What strikes me about New Media is how it adds value.”

I commented on his blog but it is worth considering further.

We invest a lot in press releases.

I was looking at how stories move round the media to update my lecture on Internet moderated PR and it is becoming quite obvious that press releases, one online, move through a range of communications channels such as news agency reports, news aggregators, search engine lists, online newspapers and blogs. It struck me that Radio, TV and print follow through but often hours, days or weeks later.

The eFootprint is significant even for simple activities such as press relations. It is my view that such activity adds to the value of organisations. They add to the 'Digital self'. This is a concept that I explore in some depth here and which identifies how online Public Relations makes a considerable contribution to the value of companies and other organisations.

New Media as added content and coverage in a blog or blogs offers additional deep briefing which enhances a stories potency and offers journalists (including citizen journalists), added opportunities to spin extra content and context (and a wiki to proved even more content is better still). Cross posting adds Google Juice, tagging prompts wider coverage and an RSS feed on the release, blog, wiki, web pages means that some people will come back for more because it is a subject of interest.

Podcasts about releases from authorities in their subject also adds legitimacy and trust.

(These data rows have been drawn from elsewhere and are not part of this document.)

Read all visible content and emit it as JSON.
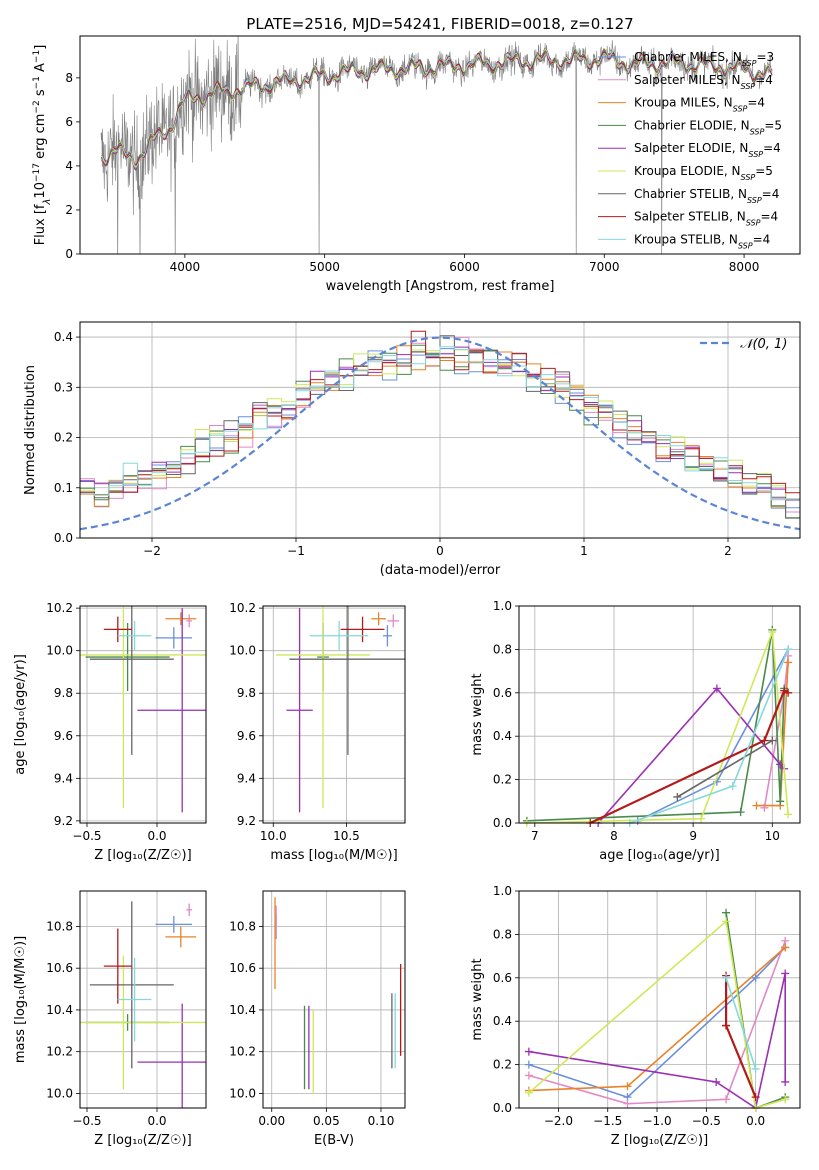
{
  "title": "PLATE=2516, MJD=54241, FIBERID=0018, z=0.127",
  "models": [
    {
      "name": "Chabrier MILES",
      "n": "3",
      "color": "#6a8fdc"
    },
    {
      "name": "Salpeter MILES",
      "n": "4",
      "color": "#e389c6"
    },
    {
      "name": "Kroupa MILES",
      "n": "4",
      "color": "#e8832a"
    },
    {
      "name": "Chabrier ELODIE",
      "n": "5",
      "color": "#4a8a4a"
    },
    {
      "name": "Salpeter ELODIE",
      "n": "4",
      "color": "#9a2fb3"
    },
    {
      "name": "Kroupa ELODIE",
      "n": "5",
      "color": "#cfe85a"
    },
    {
      "name": "Chabrier STELIB",
      "n": "4",
      "color": "#666666"
    },
    {
      "name": "Salpeter STELIB",
      "n": "4",
      "color": "#b31b1b"
    },
    {
      "name": "Kroupa STELIB",
      "n": "4",
      "color": "#86d8dc"
    }
  ],
  "chart_data": [
    {
      "id": "spectrum",
      "type": "line",
      "xlabel": "wavelength [Angstrom, rest frame]",
      "ylabel_parts": [
        "Flux [f",
        "λ",
        "10",
        "−17",
        " erg cm",
        "−2",
        " s",
        "−1",
        " A",
        "−1",
        "]"
      ],
      "xlim": [
        3250,
        8400
      ],
      "ylim": [
        0,
        9.9
      ],
      "xticks": [
        4000,
        5000,
        6000,
        7000,
        8000
      ],
      "yticks": [
        0,
        2,
        4,
        6,
        8
      ],
      "data_range": [
        3400,
        8200
      ],
      "model_knots": {
        "x": [
          3400,
          3500,
          3650,
          3800,
          3900,
          4000,
          4200,
          4500,
          4800,
          5000,
          5200,
          5500,
          5800,
          6000,
          6300,
          6500,
          6800,
          7000,
          7200,
          7500,
          7800,
          8000,
          8200
        ],
        "y": [
          4.4,
          4.7,
          4.3,
          5.3,
          5.8,
          7.0,
          7.3,
          7.6,
          7.9,
          8.1,
          8.3,
          8.4,
          8.5,
          8.55,
          8.7,
          8.8,
          8.8,
          8.9,
          8.6,
          8.7,
          8.5,
          8.4,
          8.1
        ]
      }
    },
    {
      "id": "residuals",
      "type": "histogram",
      "xlabel": "(data-model)/error",
      "ylabel": "Normed distribution",
      "xlim": [
        -2.5,
        2.5
      ],
      "ylim": [
        0,
        0.43
      ],
      "xticks": [
        -2,
        -1,
        0,
        1,
        2
      ],
      "yticks": [
        0,
        0.1,
        0.2,
        0.3,
        0.4
      ],
      "bin_range": [
        -2.5,
        2.5
      ],
      "n_bins": 50,
      "reference_label": "𝒩(0, 1)",
      "reference": "normal pdf, mean 0, sigma 1"
    },
    {
      "id": "age-vs-Z",
      "type": "errorbar",
      "xlabel": "Z [log₁₀(Z/Z☉)]",
      "ylabel": "age  [log₁₀(age/yr)]",
      "xlim": [
        -0.55,
        0.35
      ],
      "ylim": [
        9.19,
        10.21
      ],
      "xticks": [
        -0.5,
        0.0
      ],
      "xticklabels": [
        "−0.5",
        "0.0"
      ],
      "yticks": [
        9.2,
        9.4,
        9.6,
        9.8,
        10.0,
        10.2
      ],
      "points": [
        {
          "m": 0,
          "x": 0.12,
          "xerr": 0.13,
          "y": 10.06,
          "yerr": 0.05
        },
        {
          "m": 1,
          "x": 0.23,
          "xerr": 0.02,
          "y": 10.14,
          "yerr": 0.03
        },
        {
          "m": 2,
          "x": 0.17,
          "xerr": 0.11,
          "y": 10.15,
          "yerr": 0.03
        },
        {
          "m": 3,
          "x": -0.21,
          "xerr": 0.3,
          "y": 9.97,
          "yerr": 0.16
        },
        {
          "m": 4,
          "x": 0.18,
          "xerr": 0.32,
          "y": 9.72,
          "yerr": 0.48
        },
        {
          "m": 5,
          "x": -0.24,
          "xerr": 0.6,
          "y": 9.98,
          "yerr": 0.72
        },
        {
          "m": 6,
          "x": -0.18,
          "xerr": 0.3,
          "y": 9.96,
          "yerr": 0.45
        },
        {
          "m": 7,
          "x": -0.28,
          "xerr": 0.1,
          "y": 10.1,
          "yerr": 0.06
        },
        {
          "m": 8,
          "x": -0.16,
          "xerr": 0.12,
          "y": 10.07,
          "yerr": 0.07
        }
      ]
    },
    {
      "id": "age-vs-mass",
      "type": "errorbar",
      "xlabel": "mass [log₁₀(M/M☉)]",
      "ylabel": "",
      "xlim": [
        9.93,
        10.9
      ],
      "ylim": [
        9.19,
        10.21
      ],
      "xticks": [
        10.0,
        10.5
      ],
      "xticklabels": [
        "10.0",
        "10.5"
      ],
      "yticks": [
        9.2,
        9.4,
        9.6,
        9.8,
        10.0,
        10.2
      ],
      "points": [
        {
          "m": 0,
          "x": 10.78,
          "xerr": 0.03,
          "y": 10.07,
          "yerr": 0.05
        },
        {
          "m": 1,
          "x": 10.82,
          "xerr": 0.04,
          "y": 10.14,
          "yerr": 0.03
        },
        {
          "m": 2,
          "x": 10.72,
          "xerr": 0.05,
          "y": 10.15,
          "yerr": 0.03
        },
        {
          "m": 3,
          "x": 10.34,
          "xerr": 0.04,
          "y": 9.97,
          "yerr": 0.16
        },
        {
          "m": 4,
          "x": 10.18,
          "xerr": 0.09,
          "y": 9.72,
          "yerr": 0.48
        },
        {
          "m": 5,
          "x": 10.34,
          "xerr": 0.32,
          "y": 9.98,
          "yerr": 0.72
        },
        {
          "m": 6,
          "x": 10.51,
          "xerr": 0.4,
          "y": 9.96,
          "yerr": 0.45
        },
        {
          "m": 7,
          "x": 10.61,
          "xerr": 0.15,
          "y": 10.1,
          "yerr": 0.06
        },
        {
          "m": 8,
          "x": 10.45,
          "xerr": 0.2,
          "y": 10.07,
          "yerr": 0.07
        }
      ]
    },
    {
      "id": "weight-vs-age",
      "type": "line",
      "xlabel": "age  [log₁₀(age/yr)]",
      "ylabel": "mass weight",
      "xlim": [
        6.8,
        10.35
      ],
      "ylim": [
        0,
        1.0
      ],
      "xticks": [
        7,
        8,
        9,
        10
      ],
      "yticks": [
        0.0,
        0.2,
        0.4,
        0.6,
        0.8,
        1.0
      ],
      "series": [
        {
          "m": 0,
          "x": [
            8.3,
            9.3,
            10.2
          ],
          "y": [
            0.01,
            0.19,
            0.8
          ]
        },
        {
          "m": 1,
          "x": [
            9.9,
            10.15,
            10.2
          ],
          "y": [
            0.07,
            0.6,
            0.77
          ]
        },
        {
          "m": 2,
          "x": [
            9.8,
            10.1,
            10.2
          ],
          "y": [
            0.08,
            0.08,
            0.74
          ]
        },
        {
          "m": 3,
          "x": [
            6.9,
            9.6,
            10.0,
            10.1,
            10.15
          ],
          "y": [
            0.01,
            0.05,
            0.89,
            0.1,
            0.62
          ]
        },
        {
          "m": 4,
          "x": [
            7.8,
            9.3,
            10.1,
            10.15
          ],
          "y": [
            0.0,
            0.62,
            0.27,
            0.25
          ]
        },
        {
          "m": 5,
          "x": [
            6.9,
            9.1,
            10.0,
            10.2
          ],
          "y": [
            0.0,
            0.02,
            0.88,
            0.04
          ]
        },
        {
          "m": 6,
          "x": [
            8.8,
            10.0
          ],
          "y": [
            0.12,
            0.38
          ]
        },
        {
          "m": 7,
          "x": [
            7.7,
            9.9,
            10.15,
            10.2
          ],
          "y": [
            0.0,
            0.38,
            0.61,
            0.6
          ]
        },
        {
          "m": 8,
          "x": [
            8.2,
            9.5,
            10.2
          ],
          "y": [
            0.0,
            0.17,
            0.8
          ]
        }
      ]
    },
    {
      "id": "mass-vs-Z",
      "type": "errorbar",
      "xlabel": "Z [log₁₀(Z/Z☉)]",
      "ylabel": "mass [log₁₀(M/M☉)]",
      "xlim": [
        -0.55,
        0.35
      ],
      "ylim": [
        9.93,
        10.97
      ],
      "xticks": [
        -0.5,
        0.0
      ],
      "xticklabels": [
        "−0.5",
        "0.0"
      ],
      "yticks": [
        10.0,
        10.2,
        10.4,
        10.6,
        10.8
      ],
      "points": [
        {
          "m": 0,
          "x": 0.12,
          "xerr": 0.13,
          "y": 10.81,
          "yerr": 0.04
        },
        {
          "m": 1,
          "x": 0.23,
          "xerr": 0.02,
          "y": 10.88,
          "yerr": 0.03
        },
        {
          "m": 2,
          "x": 0.17,
          "xerr": 0.11,
          "y": 10.75,
          "yerr": 0.05
        },
        {
          "m": 3,
          "x": -0.21,
          "xerr": 0.3,
          "y": 10.34,
          "yerr": 0.04
        },
        {
          "m": 4,
          "x": 0.18,
          "xerr": 0.32,
          "y": 10.15,
          "yerr": 0.28
        },
        {
          "m": 5,
          "x": -0.24,
          "xerr": 0.6,
          "y": 10.34,
          "yerr": 0.32
        },
        {
          "m": 6,
          "x": -0.18,
          "xerr": 0.3,
          "y": 10.52,
          "yerr": 0.4
        },
        {
          "m": 7,
          "x": -0.28,
          "xerr": 0.1,
          "y": 10.61,
          "yerr": 0.18
        },
        {
          "m": 8,
          "x": -0.16,
          "xerr": 0.12,
          "y": 10.45,
          "yerr": 0.2
        }
      ]
    },
    {
      "id": "mass-vs-EBV",
      "type": "errorbar",
      "xlabel": "E(B-V)",
      "ylabel": "",
      "xlim": [
        -0.008,
        0.122
      ],
      "ylim": [
        9.93,
        10.97
      ],
      "xticks": [
        0.0,
        0.05,
        0.1
      ],
      "xticklabels": [
        "0.00",
        "0.05",
        "0.10"
      ],
      "yticks": [
        10.0,
        10.2,
        10.4,
        10.6,
        10.8
      ],
      "points": [
        {
          "m": 0,
          "x": 0.004,
          "xerr": 0,
          "y": 10.8,
          "yerr": 0.06
        },
        {
          "m": 1,
          "x": 0.004,
          "xerr": 0,
          "y": 10.82,
          "yerr": 0.08
        },
        {
          "m": 2,
          "x": 0.003,
          "xerr": 0,
          "y": 10.72,
          "yerr": 0.22
        },
        {
          "m": 3,
          "x": 0.03,
          "xerr": 0,
          "y": 10.22,
          "yerr": 0.2
        },
        {
          "m": 4,
          "x": 0.034,
          "xerr": 0,
          "y": 10.22,
          "yerr": 0.2
        },
        {
          "m": 5,
          "x": 0.038,
          "xerr": 0,
          "y": 10.2,
          "yerr": 0.2
        },
        {
          "m": 6,
          "x": 0.11,
          "xerr": 0,
          "y": 10.3,
          "yerr": 0.18
        },
        {
          "m": 7,
          "x": 0.118,
          "xerr": 0,
          "y": 10.4,
          "yerr": 0.22
        },
        {
          "m": 8,
          "x": 0.113,
          "xerr": 0,
          "y": 10.3,
          "yerr": 0.18
        }
      ]
    },
    {
      "id": "weight-vs-Z",
      "type": "line",
      "xlabel": "Z [log₁₀(Z/Z☉)]",
      "ylabel": "mass weight",
      "xlim": [
        -2.4,
        0.45
      ],
      "ylim": [
        0,
        1.0
      ],
      "xticks": [
        -2.0,
        -1.5,
        -1.0,
        -0.5,
        0.0
      ],
      "xticklabels": [
        "−2.0",
        "−1.5",
        "−1.0",
        "−0.5",
        "0.0"
      ],
      "yticks": [
        0.0,
        0.2,
        0.4,
        0.6,
        0.8,
        1.0
      ],
      "series": [
        {
          "m": 0,
          "x": [
            -2.3,
            -1.3,
            0.0,
            0.3
          ],
          "y": [
            0.2,
            0.05,
            0.6,
            0.74
          ]
        },
        {
          "m": 1,
          "x": [
            -2.3,
            -1.3,
            -0.3,
            0.3
          ],
          "y": [
            0.15,
            0.02,
            0.04,
            0.77
          ]
        },
        {
          "m": 2,
          "x": [
            -2.3,
            -1.3,
            0.3
          ],
          "y": [
            0.08,
            0.1,
            0.74
          ]
        },
        {
          "m": 3,
          "x": [
            -0.3,
            0.0,
            0.3
          ],
          "y": [
            0.9,
            0.0,
            0.05
          ]
        },
        {
          "m": 4,
          "x": [
            -2.3,
            -0.4,
            0.0,
            0.3,
            0.3
          ],
          "y": [
            0.26,
            0.12,
            0.0,
            0.62,
            0.12
          ]
        },
        {
          "m": 5,
          "x": [
            -2.3,
            -0.3,
            0.0,
            0.3
          ],
          "y": [
            0.07,
            0.86,
            0.0,
            0.04
          ]
        },
        {
          "m": 6,
          "x": [
            -0.3,
            -0.3
          ],
          "y": [
            0.6,
            0.38
          ]
        },
        {
          "m": 7,
          "x": [
            -0.3,
            -0.3,
            0.0
          ],
          "y": [
            0.61,
            0.38,
            0.05
          ]
        },
        {
          "m": 8,
          "x": [
            -0.3,
            0.0
          ],
          "y": [
            0.6,
            0.18
          ]
        }
      ]
    }
  ]
}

This means that, in practice, the job of pitching a press story does not stop with a conversation and press release to a journalist. We have many more channels through which we can pitch. Some are indirect (a newspaper) and others are direct (a blog post).

For all these reasons, it seems that the, already significant, investment in a press release is not fully realised without the contribution new media makes.

For something like a doubling of cost, there is the opportunity for many times the benefit.

New Media is a competitive and commercial necessity. If we do not use new media, are we letting the client down? Or, to answer Dan's question, is that we have to use channels for communication. PR 1.0 is dead unless we are prepared to undervalue the client's story.